Standard and Poor (S&P), a global credit ratings agency, has in a recent report, placed the Nigeria’s short-term foreign and local currency sovereign credit worthiness at ‘B-/B’ and Nigeria’s long- and short-term national scale ratings at ‘ngBBB+/ngA-2’. It acknowledged stability of the outlook, and also expressed concern regarding President Tinubu’s administration’s paramount task of effectively handling the ramifications of inflation and currency devaluation. The National Bureau of Statistics (NBS) reports that Nigeria experienced a staggering inflation rate of 28.92% in December, marking the highest level in the past 27 years. Furthermore, throughout 2023, inflation average was 25%.
Furthermore, following the unification of the global currency market in June, the naira has undergone a drastic decline of more than 100%. In recent days, the naira came dangerously close to reaching ₦1500/$ in the official market, prompting intervention from the Central Bank of Nigeria. To regain control, the bank implemented a series of measures, such as lifting the restrictions on exchange rates set by International Money Transfer Operators (IMTOs). During the week, the central bank also resolved approximately $500 million in outstanding debts owed to companies operating within Nigeria, out of the total estimated $7 billion owed.
Capital importation fell by 43.55% to $654.65 million in Q3 2023.
In the medium term, the report acknowledged that President Tinubu’s initial reforms could bring stability to the macroeconomic landscape. However, it cautioned against potential hurdles that may arise from implementing strict monetary controls and decreased investment in productive sectors, as these could negate the advantages of the reforms. The risks include reversing prior methods of turning fiscal deficits into revenue and imposing stricter limitations on currency flows, all while neglecting the adequate allocation of resources towards enhancing productivity and governance in both the oil and non-oil industries.

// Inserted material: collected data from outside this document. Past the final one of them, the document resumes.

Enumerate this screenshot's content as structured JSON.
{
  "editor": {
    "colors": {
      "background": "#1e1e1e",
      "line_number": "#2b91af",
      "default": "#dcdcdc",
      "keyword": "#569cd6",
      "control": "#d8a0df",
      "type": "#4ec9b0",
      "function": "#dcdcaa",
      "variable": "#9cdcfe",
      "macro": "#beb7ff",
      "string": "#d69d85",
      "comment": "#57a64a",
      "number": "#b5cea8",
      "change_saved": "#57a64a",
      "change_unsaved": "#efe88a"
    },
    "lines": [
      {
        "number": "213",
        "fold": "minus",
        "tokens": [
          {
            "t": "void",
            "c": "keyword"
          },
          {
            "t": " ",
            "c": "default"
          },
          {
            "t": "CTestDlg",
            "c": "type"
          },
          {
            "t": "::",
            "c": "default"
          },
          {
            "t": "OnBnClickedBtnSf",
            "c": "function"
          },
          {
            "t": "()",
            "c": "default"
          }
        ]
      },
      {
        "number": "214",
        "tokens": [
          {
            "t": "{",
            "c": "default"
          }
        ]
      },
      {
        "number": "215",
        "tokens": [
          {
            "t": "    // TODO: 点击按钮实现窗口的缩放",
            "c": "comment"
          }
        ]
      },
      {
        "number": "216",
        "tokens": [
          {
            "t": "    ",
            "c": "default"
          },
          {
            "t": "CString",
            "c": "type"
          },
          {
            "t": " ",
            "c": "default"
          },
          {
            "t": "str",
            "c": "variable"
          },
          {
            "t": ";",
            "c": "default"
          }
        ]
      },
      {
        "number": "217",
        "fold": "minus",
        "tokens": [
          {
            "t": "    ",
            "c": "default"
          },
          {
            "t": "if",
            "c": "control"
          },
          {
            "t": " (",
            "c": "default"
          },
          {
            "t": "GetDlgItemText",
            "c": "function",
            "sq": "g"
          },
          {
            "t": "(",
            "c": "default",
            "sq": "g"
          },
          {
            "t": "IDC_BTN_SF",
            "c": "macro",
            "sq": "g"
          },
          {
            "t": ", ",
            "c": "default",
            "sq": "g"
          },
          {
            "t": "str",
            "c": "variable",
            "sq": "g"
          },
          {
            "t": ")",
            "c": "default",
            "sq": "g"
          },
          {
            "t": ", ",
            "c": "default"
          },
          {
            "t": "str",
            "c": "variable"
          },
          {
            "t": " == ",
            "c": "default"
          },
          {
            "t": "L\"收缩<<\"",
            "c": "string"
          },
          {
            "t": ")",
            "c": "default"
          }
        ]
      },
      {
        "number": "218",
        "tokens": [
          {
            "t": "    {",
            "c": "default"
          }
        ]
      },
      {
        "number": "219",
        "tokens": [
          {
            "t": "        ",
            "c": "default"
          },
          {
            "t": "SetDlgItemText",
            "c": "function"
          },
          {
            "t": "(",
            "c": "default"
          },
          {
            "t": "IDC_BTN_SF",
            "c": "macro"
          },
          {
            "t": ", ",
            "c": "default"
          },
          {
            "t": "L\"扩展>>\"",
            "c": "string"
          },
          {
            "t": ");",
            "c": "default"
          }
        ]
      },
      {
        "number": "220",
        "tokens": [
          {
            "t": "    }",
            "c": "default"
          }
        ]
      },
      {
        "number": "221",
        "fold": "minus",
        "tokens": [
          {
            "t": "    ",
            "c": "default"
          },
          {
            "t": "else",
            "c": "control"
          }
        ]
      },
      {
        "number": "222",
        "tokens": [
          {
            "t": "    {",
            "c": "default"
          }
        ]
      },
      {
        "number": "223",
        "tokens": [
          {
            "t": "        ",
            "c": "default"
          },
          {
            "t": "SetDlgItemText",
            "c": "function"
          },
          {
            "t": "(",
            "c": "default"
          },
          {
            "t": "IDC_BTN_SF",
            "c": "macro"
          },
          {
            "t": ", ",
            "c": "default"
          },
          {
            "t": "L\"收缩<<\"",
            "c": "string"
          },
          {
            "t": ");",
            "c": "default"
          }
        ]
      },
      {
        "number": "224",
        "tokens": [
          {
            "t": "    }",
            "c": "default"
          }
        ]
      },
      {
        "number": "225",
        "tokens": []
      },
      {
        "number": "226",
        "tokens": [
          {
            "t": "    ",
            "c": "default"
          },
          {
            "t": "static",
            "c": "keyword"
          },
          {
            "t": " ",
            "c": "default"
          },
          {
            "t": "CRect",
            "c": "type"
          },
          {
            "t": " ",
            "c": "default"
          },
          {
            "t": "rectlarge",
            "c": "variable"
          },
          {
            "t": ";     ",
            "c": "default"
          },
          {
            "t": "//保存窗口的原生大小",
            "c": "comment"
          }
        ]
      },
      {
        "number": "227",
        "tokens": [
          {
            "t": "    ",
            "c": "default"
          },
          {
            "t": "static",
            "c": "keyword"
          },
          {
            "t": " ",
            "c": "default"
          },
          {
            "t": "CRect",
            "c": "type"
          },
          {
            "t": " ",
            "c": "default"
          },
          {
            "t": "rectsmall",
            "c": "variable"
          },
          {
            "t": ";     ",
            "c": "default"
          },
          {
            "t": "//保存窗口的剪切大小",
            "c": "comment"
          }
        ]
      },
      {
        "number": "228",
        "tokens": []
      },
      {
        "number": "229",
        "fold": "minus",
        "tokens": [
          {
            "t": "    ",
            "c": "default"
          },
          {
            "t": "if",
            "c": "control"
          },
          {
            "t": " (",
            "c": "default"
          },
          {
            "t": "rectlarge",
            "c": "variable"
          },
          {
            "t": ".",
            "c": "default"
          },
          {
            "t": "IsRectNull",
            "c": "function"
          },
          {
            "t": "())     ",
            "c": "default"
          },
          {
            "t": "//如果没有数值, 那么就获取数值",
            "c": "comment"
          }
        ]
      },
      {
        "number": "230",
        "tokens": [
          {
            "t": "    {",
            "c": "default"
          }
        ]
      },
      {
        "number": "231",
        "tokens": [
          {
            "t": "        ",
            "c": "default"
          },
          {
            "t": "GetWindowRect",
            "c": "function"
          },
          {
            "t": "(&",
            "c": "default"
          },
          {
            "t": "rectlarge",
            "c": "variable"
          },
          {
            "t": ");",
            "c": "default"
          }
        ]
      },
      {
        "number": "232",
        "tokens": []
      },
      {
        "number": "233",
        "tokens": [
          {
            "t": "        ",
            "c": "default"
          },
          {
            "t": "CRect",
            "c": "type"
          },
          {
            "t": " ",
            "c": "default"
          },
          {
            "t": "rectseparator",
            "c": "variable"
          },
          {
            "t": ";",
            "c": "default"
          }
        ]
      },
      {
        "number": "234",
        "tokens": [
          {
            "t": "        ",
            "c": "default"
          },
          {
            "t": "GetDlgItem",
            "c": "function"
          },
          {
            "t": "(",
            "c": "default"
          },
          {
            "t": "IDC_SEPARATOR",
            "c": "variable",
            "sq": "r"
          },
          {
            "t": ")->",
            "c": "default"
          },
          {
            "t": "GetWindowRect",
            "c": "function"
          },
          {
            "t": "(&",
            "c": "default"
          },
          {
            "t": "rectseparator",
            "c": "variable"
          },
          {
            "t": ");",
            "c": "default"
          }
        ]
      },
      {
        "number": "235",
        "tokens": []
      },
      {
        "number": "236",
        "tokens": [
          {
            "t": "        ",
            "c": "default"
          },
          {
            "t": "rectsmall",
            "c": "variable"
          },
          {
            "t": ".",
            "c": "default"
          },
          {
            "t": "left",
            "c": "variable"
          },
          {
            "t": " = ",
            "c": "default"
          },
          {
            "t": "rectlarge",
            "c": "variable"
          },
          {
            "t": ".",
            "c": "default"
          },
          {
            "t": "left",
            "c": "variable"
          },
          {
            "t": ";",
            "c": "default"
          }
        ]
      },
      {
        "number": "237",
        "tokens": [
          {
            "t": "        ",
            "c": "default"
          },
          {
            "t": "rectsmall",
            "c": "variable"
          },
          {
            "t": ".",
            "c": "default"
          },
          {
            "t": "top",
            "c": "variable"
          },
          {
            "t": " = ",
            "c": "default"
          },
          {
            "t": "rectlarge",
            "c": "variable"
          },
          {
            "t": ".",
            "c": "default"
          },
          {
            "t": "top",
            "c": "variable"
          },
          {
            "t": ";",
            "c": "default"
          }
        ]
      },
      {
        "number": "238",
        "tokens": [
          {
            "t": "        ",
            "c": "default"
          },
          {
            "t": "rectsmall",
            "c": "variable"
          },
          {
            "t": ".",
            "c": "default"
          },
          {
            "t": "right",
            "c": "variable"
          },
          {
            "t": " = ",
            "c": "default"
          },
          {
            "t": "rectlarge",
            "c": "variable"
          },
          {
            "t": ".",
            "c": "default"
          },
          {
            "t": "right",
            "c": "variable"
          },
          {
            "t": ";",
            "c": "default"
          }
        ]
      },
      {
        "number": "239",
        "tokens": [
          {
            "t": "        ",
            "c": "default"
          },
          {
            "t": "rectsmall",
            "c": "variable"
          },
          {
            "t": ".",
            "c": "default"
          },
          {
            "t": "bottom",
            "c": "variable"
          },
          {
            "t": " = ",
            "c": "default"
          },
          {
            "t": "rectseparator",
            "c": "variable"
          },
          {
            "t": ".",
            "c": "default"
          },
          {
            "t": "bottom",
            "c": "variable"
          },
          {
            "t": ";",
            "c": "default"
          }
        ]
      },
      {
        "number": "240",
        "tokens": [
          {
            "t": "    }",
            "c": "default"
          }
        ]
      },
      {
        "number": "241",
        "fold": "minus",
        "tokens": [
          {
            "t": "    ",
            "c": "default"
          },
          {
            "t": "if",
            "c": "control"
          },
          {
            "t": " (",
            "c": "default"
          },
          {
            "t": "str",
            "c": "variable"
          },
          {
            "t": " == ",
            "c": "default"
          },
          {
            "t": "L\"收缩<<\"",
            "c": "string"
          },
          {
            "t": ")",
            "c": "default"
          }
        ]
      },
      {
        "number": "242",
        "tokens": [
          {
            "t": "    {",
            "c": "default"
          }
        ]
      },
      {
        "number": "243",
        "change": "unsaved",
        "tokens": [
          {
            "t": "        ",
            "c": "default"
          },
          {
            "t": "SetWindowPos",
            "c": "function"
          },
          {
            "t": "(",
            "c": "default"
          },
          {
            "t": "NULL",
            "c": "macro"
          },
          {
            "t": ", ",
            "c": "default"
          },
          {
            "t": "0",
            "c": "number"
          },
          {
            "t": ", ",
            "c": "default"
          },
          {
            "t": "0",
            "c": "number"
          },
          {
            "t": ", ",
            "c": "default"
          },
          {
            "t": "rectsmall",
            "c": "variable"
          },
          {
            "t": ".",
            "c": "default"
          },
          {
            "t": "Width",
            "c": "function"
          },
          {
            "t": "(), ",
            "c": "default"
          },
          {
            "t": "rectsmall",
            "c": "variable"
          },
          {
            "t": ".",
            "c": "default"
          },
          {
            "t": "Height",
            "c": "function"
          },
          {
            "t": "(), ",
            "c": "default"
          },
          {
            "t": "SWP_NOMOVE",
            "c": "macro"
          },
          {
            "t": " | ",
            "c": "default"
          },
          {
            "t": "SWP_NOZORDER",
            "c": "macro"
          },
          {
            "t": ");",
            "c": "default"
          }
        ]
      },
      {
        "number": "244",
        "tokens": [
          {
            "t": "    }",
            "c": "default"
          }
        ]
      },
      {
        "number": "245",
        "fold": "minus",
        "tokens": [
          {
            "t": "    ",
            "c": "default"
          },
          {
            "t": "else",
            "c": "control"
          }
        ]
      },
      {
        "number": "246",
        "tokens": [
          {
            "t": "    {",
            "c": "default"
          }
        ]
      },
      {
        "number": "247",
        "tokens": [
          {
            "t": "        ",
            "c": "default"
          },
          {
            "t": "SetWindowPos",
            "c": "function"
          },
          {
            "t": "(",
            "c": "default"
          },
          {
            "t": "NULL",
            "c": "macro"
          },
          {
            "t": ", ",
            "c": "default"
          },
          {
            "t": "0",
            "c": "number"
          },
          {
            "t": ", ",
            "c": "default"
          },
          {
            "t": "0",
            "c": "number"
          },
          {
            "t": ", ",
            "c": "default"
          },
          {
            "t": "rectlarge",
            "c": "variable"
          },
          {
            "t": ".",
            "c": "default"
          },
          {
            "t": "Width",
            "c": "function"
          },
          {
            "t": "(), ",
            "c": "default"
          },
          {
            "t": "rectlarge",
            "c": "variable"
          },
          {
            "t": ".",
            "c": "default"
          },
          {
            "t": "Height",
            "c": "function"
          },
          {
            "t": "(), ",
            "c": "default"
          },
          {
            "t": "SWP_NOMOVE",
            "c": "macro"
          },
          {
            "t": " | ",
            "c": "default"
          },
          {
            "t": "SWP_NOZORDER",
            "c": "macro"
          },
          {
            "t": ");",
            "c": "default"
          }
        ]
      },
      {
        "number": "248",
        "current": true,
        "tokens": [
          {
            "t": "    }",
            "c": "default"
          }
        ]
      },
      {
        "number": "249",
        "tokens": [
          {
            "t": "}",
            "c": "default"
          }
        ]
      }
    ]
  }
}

If Nigeria does not tackle its high inflation and weak balance of payment position, the report highlights that capital flights and currency depreciation will continue to be a problem. In the third quarter of 2023, the country experienced a significant decline in capital importation, falling by 43.55% from $1.16 billion in the third quarter of 2022 to $654.65 million. Furthermore, there was a quarterly decrease of 36.45%, with only $1.03 billion recorded in the previous quarter of the same year. The issue of capital flights, sustain currency devaluation, and maintain high levels of inflation will persist until Nigeria enhance its fundamental balance of payments position.
A potential rating upgrade may occur within the next year.
With the stable outlook, the government’s ability to push through reforms successfully and stimulate economic growth is weighed against the challenges posed by underperforming oil production, which could undermine macroeconomic stability and erode confidence due to inflationary pressures and currency fluctuations. S&P states that a potential rating upgrade may occur within the next year if Nigeria surpasses the firm’s projections in terms of economic performance and makes considerable progress in addressing fiscal and external imbalances. Should risks to Nigeria’s ability to repay commercial obligations escalate, it might lead to a decline in ratings within the next year.
For instance, the decline could stem from a drastic reduction in usable foreign currency reserves, substantial fiscal deficits or debt-servicing requirements, or the reluctance of domestic financial markets to absorb more local currency debt issuance. Unfortunately, due to a lack of a full quorum on the Monetary Policy Committee (MPC), the CBN was incapable of raising rates and effectively tackling the inflationary surge. The report highlights the anticipation of restoring the quorum in early 2024 and implementing a more stringent monetary policy. This strategic move is predicted to effectively alleviate inflationary pressures.
Related Article: Nigeria set to switch to credit-based economy
Gross FX reserves declined to $32.9 billion by the end of 2023, a decrease from $37.1 billion by the end of 2022. As of January 2024, gross FX reserves amounted to $33.4 billion. Despite the existence of current account surpluses, the report shows an expectation of minimal growth in usable FX reserves due to the high demand for foreign exchange in the economy. Its projections suggest that the increase in FX reserves will be constrained by expensive imports and the resolution of foreign exchange arrears. The expected stability of the usable reserves is estimated at approximately $22 billion for the period spanning from 2024 to 2027.